The Imagineering Way by The Disney Imagineers
One of the core tenets of challenger branding is fearlessness, and if there’s ever been a group that refused to let fear get in the way, it’s the Imagineering team from Disney. In this fantastic little book, the Imagineers describe themselves this way: “Fueled by a mixture of passion and curiosity, we’re not afraid to dive into the unknown and try something new and different because we faithfully follow the philosophies of our founder, Walt Disney, who said that ‘fear’ too often spells failure. Many people never allow their creative abilities to surface because they fear what might happen. They fear failure.” The same can be said for most brands. To challenge the status quo, to challenge the big dogs, underdogs have to find their creative voice and commit to what’s possible. That’s how E Ticket rides are made.
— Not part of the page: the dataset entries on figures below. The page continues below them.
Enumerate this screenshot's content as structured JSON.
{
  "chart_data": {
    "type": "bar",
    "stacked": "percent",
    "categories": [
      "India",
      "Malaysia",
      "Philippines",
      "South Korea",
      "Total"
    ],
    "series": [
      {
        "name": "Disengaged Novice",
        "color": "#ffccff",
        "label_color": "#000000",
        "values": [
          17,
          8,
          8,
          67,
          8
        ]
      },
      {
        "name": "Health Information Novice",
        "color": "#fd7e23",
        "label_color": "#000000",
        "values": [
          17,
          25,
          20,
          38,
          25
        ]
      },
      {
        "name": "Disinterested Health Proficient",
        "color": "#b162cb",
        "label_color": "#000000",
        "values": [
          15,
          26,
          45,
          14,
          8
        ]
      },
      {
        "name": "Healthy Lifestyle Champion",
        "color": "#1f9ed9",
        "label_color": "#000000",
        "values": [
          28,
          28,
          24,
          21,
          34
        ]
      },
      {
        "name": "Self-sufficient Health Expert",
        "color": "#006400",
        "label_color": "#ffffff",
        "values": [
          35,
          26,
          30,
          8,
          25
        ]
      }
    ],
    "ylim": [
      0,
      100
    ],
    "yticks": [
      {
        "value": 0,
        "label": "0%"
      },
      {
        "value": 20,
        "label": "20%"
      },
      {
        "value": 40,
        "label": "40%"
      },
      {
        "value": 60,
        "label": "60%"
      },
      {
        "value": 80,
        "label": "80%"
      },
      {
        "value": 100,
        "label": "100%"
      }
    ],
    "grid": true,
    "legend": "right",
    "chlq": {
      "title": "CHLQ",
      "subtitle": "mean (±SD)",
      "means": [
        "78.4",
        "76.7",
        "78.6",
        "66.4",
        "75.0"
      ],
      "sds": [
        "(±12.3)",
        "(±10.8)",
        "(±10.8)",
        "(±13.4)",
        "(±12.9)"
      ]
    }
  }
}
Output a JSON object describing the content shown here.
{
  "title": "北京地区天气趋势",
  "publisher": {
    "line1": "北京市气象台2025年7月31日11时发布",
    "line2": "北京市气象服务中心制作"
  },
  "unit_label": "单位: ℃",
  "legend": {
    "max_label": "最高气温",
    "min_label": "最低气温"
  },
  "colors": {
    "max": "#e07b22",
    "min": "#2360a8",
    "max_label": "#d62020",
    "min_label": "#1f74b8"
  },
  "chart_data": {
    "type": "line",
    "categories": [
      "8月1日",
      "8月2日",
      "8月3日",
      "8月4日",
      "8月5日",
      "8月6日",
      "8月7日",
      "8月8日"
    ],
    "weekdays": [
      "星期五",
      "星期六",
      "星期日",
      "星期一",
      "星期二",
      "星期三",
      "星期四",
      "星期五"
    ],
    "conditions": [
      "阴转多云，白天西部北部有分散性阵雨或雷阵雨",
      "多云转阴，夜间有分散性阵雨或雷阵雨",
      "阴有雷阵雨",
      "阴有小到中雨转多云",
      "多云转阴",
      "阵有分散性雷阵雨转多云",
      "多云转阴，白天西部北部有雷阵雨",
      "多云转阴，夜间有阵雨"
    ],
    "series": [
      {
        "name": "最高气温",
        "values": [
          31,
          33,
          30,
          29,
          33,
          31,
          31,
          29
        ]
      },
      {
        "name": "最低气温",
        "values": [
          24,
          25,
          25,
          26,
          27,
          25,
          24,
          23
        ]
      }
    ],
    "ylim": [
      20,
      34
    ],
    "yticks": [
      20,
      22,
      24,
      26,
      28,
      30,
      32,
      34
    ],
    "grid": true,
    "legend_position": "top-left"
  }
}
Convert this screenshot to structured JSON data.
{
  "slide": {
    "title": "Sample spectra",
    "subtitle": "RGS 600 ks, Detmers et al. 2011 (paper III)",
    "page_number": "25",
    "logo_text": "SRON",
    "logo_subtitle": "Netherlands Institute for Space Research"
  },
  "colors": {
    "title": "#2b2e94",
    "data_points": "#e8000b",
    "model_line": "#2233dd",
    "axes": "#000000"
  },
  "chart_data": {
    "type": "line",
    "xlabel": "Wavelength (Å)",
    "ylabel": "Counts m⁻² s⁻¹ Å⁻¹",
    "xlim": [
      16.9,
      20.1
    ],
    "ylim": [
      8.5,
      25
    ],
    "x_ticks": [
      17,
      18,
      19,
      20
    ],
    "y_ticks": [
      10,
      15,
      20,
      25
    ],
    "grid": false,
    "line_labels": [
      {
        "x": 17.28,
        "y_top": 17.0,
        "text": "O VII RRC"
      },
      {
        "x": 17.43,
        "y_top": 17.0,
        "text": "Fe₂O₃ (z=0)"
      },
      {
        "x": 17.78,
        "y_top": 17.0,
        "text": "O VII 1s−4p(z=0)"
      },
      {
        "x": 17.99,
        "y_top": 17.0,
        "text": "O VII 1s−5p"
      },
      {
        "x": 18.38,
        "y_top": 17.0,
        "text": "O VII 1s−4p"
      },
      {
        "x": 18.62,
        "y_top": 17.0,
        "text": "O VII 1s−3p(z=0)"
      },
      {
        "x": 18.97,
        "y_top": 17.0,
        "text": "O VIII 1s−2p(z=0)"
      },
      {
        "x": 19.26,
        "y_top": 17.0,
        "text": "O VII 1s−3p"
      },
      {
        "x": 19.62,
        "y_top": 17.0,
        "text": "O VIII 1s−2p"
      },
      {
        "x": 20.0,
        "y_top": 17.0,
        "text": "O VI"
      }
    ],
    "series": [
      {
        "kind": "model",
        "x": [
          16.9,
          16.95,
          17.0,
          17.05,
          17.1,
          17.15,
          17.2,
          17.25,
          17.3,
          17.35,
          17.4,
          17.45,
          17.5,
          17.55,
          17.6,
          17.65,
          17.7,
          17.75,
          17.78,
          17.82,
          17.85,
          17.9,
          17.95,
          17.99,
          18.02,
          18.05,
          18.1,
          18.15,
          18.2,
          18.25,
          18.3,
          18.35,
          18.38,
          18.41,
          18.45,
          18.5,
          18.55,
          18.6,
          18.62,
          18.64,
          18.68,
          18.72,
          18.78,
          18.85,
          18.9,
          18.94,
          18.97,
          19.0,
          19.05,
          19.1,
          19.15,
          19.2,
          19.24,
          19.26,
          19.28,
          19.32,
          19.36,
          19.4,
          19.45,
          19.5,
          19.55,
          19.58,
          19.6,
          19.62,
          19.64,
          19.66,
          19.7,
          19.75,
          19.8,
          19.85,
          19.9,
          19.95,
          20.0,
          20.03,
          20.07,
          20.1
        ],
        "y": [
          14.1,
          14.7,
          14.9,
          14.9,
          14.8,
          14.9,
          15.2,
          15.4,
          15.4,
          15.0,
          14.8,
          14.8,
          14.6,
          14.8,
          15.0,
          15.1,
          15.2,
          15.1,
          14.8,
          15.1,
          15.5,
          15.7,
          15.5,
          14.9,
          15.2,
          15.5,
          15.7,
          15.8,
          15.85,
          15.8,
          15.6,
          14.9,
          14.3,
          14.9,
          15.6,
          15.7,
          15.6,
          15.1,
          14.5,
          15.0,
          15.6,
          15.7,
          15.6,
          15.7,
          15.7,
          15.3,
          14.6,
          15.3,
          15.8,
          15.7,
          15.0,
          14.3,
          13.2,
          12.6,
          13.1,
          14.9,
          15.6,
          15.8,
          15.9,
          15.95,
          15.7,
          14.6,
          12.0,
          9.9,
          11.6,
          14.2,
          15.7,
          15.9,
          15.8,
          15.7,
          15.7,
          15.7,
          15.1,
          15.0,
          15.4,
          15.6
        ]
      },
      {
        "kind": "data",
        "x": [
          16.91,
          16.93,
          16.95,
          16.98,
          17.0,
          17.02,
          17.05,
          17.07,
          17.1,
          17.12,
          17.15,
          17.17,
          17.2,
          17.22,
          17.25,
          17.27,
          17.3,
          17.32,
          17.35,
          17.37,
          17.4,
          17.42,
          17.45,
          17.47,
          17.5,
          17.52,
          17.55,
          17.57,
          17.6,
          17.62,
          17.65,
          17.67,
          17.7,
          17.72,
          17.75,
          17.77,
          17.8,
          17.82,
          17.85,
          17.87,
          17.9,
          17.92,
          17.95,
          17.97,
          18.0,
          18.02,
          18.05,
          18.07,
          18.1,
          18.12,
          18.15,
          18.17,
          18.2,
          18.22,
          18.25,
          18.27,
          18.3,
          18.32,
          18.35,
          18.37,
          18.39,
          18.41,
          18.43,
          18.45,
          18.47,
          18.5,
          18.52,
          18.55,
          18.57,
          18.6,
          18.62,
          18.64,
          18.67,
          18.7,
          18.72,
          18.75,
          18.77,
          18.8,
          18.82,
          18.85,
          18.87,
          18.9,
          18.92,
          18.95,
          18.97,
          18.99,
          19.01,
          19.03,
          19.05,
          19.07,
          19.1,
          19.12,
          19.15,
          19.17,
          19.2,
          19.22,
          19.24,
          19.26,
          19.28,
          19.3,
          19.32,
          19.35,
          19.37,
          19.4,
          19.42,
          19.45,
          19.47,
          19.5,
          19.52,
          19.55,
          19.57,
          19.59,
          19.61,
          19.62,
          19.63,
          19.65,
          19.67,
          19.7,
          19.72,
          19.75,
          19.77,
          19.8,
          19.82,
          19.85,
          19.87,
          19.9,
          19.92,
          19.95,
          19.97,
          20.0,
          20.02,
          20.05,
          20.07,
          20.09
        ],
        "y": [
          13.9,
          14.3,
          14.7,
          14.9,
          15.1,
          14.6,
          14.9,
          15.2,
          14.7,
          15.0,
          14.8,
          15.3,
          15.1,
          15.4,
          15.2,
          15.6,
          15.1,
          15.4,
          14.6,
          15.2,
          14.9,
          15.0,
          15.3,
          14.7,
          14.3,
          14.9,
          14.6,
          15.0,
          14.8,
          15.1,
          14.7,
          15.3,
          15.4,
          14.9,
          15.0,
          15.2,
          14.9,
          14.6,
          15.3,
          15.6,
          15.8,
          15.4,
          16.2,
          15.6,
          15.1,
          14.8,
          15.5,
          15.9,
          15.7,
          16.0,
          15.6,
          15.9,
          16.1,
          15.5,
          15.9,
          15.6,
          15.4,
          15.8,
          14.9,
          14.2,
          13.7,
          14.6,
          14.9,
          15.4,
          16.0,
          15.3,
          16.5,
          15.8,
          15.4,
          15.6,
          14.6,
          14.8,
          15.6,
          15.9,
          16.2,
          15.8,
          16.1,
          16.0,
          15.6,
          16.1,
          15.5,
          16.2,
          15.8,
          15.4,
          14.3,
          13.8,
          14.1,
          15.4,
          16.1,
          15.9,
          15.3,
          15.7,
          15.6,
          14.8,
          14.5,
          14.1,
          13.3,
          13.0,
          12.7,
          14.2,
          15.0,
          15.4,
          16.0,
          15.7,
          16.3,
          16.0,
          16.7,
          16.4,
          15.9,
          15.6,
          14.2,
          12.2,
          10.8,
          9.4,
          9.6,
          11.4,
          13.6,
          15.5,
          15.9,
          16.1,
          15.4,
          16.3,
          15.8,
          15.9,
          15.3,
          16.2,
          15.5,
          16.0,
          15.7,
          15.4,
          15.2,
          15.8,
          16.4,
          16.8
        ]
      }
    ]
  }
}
Thinkertoys by Michael Michalko
Hands down the best book we’ve found to stimulate creative thinking. Brainstorms can be the most exciting part of our business, but they can also be a colossal waste of time. Michalko’s book offers 39 chapters full of techniques to make sure brainstorms are productive and fruitful. Some of the techniques are specific to what kinds of information you’re trying to deliver. Others are general enough to be used for anything. Like us, you’ll certainly find your favorites (check out “Lotus Blossom” on page 132), but what’s great, is there’s always a new way to come at the problem you’re trying to solve. This is a book EVERY agency person should have.
Conscious Capitalism by John Mackey & Raj Sisodia
There is a movement afoot in American business based on the premise that companies can do well by also doing good. It’s called Conscious Capitalism and if you haven’t heard about it, you will. Like the movement, this book comes from John Mackey, the co-founder and co-CEO of Whole Foods, and Raj Sisodia, a marketing professor. Together, they founded Conscious Capitalism Inc. and with this book, are getting traction with companies both large and small. In a business landscape where, for decades, the sole focus of commerce has been on the shareholder, the idea that all the stakeholders in the process—employees, vendors, communities, customers and shareholders—all do better when their relationships are mutually beneficial is clearly challenger type thinking. By thinking differently and committing to what can be, you can effectively challenge centuries of convention and actually change the world.